Written 5-15-2022
Normally I’d try to write this without worrying whether what I’m saying is treading new ground. If I think about it like that I often wonder if I’m not wasting my time, but I think that the ground retread is often the most important ground, and might deserve to be reiterated by another person of a different generation, class, etc.. But in the case of Homer, I can’t help but feel like there’s so much I don’t understand that scholars have been writing about and mulling over in regards to the Iliad that life seems too short to write or read something on Homer by someone who only has just scratched the surface of a poem so at the center of literature. But I will anyway.
For me the Iliad appeared before reading as influential required reading that, although a bit dusty, was fairly complex and a telling of a powerful story. This would be a great accomplishment for any modern novel, but now, after reading it through, I realize the scope is many times this expected magnitude. The book is religious like the bible, historical like Thucidides, poetic (something which I’m sure differs translation to translation), violent, emotional, and philosophical. The characters are larger than life, distinct, and beg to be made into archetypes. Homer’s take on the siege of Troy is only about three days worth of action but he somehow stuffs every type of struggle, conflict, and loss into these three days. Every element seems large, and somehow this limited personal confrontation with figures like the Atreidae elevates their triumphs and flaws to a nearly metaphysical level. Nearly every aspect of the books is like this.

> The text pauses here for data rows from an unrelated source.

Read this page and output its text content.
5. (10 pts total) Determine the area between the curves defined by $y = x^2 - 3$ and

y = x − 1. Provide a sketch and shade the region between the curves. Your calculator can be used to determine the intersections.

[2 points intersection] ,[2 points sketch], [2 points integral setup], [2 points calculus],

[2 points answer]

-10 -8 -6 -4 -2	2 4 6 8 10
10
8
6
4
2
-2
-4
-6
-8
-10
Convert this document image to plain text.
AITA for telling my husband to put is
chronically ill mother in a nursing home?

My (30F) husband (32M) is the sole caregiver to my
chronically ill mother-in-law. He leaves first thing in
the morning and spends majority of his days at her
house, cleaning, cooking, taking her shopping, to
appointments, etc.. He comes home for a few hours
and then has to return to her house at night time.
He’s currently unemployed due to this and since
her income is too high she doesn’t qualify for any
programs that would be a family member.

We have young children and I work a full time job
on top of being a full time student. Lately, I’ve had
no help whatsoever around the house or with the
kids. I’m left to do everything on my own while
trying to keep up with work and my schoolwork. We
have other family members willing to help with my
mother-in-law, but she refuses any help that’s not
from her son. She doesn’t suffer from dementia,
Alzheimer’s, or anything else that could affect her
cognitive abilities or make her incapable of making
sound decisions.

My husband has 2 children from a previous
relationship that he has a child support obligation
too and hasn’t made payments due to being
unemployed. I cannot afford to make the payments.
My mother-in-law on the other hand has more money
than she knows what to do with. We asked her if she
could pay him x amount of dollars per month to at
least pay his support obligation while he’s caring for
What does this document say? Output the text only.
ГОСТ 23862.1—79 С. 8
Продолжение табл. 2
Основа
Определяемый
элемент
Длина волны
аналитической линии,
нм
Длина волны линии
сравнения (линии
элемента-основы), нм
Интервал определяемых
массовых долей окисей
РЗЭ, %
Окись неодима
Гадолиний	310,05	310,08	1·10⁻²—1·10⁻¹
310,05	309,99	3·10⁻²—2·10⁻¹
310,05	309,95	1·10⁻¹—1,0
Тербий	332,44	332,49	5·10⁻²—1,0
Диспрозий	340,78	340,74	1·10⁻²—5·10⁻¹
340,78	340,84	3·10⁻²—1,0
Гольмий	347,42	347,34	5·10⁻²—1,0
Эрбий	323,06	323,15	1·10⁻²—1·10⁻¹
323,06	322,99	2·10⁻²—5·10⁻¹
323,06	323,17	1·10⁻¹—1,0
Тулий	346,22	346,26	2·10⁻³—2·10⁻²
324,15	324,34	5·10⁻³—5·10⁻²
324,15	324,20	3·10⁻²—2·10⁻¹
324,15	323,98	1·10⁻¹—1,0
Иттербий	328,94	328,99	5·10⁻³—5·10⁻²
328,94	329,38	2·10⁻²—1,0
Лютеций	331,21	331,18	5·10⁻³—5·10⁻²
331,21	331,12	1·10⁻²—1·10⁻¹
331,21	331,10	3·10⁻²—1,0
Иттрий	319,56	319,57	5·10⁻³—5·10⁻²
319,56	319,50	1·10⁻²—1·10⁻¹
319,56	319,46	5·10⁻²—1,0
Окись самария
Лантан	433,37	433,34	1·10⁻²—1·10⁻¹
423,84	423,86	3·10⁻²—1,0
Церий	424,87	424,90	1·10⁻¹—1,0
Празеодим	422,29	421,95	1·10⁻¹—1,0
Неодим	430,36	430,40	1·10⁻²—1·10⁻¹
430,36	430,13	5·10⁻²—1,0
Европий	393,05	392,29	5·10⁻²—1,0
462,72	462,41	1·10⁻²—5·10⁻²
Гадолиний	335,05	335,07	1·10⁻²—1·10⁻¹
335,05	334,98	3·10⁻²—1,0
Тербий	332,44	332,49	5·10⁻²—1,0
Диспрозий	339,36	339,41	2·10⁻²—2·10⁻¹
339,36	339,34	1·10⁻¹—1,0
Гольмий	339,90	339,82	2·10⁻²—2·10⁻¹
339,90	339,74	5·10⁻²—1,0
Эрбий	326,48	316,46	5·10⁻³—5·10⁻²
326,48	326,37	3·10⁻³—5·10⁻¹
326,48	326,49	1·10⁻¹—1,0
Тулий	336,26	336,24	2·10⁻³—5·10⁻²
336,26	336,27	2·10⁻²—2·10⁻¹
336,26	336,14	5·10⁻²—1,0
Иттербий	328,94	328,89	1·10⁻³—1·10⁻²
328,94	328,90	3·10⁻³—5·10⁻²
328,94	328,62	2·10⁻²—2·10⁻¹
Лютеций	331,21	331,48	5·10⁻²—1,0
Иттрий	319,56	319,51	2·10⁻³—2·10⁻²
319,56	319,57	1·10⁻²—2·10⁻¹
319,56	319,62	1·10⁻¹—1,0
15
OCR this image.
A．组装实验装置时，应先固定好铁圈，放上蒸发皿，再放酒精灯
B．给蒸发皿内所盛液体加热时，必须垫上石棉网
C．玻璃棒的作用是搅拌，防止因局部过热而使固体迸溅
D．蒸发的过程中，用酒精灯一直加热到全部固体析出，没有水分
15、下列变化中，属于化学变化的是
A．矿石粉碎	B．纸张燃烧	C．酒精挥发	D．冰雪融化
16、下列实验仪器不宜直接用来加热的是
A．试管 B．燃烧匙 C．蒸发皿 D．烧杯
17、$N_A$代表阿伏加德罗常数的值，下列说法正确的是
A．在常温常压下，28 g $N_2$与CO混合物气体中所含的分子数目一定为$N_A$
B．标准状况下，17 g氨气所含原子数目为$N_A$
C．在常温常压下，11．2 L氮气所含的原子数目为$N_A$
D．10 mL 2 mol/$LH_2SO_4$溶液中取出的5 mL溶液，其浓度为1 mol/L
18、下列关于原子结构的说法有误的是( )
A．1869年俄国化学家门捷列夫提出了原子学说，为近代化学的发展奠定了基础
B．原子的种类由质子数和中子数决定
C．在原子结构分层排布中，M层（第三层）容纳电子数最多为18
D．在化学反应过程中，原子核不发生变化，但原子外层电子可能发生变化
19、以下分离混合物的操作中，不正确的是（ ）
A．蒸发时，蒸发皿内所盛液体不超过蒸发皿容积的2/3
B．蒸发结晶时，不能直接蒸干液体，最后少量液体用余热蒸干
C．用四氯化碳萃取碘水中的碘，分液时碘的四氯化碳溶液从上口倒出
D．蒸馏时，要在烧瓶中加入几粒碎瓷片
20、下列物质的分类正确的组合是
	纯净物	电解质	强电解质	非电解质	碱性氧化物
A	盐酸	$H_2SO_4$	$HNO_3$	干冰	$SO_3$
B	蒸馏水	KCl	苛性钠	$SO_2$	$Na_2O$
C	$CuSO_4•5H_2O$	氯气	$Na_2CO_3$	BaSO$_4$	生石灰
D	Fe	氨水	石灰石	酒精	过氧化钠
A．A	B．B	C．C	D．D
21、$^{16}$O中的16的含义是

I find myself, writing this, wanting to just keep listing the parts of the book that frame the world in these mythological, “larger than life” terms. Homer seems to embody the spirit of poetry even now. He frames things and places us within his world, showing us how things work on a level that could at once be considered religious, artistic, and scientific. There’s no end to his wisdom here. His worldview seeming so lucid as to make us wonder if there isn’t some part of Homer’s world buried deep within us still, but perhaps at that point we should stop thinking of Homer as a single person but as a collection of people or cultures, all pointing towards their goals, worldviews, foundations. This seems to be a poem that people should read, not only because it’s pretty or emotive, but because it feels like a look behind one of the many shrouds that we find human nature obscured by. It’s enlightening in its use of gods, things which might seem fanciful and distant to us now, alongside subjects like honor, death, family, fate, and purpose, things which still exist in our life, though sometimes differently.
Another thing that surprised me was how incomplete the story felt. The actual narrative starts off 9 years into the Trojan War and requires fair knowledge of what happens before the start of the war (Paris, Agamemnon, Helen, etc), some basic mediterranean geography, knowledge of greek gods (Zeus, Ares, Aphrodite, etc), and some post-Iliad story beats. So, you basically need to know the story before you read it. It’s in some ways an issue, but also makes the story feel somehow open. And reading some Sophocles makes me appreciate that this take on the story doesn’t need to be perfectly accurate. In some ways it’s best to just pay attention to the details and story beats just contained within the Iliad. All the extra-Iliad context is just icing.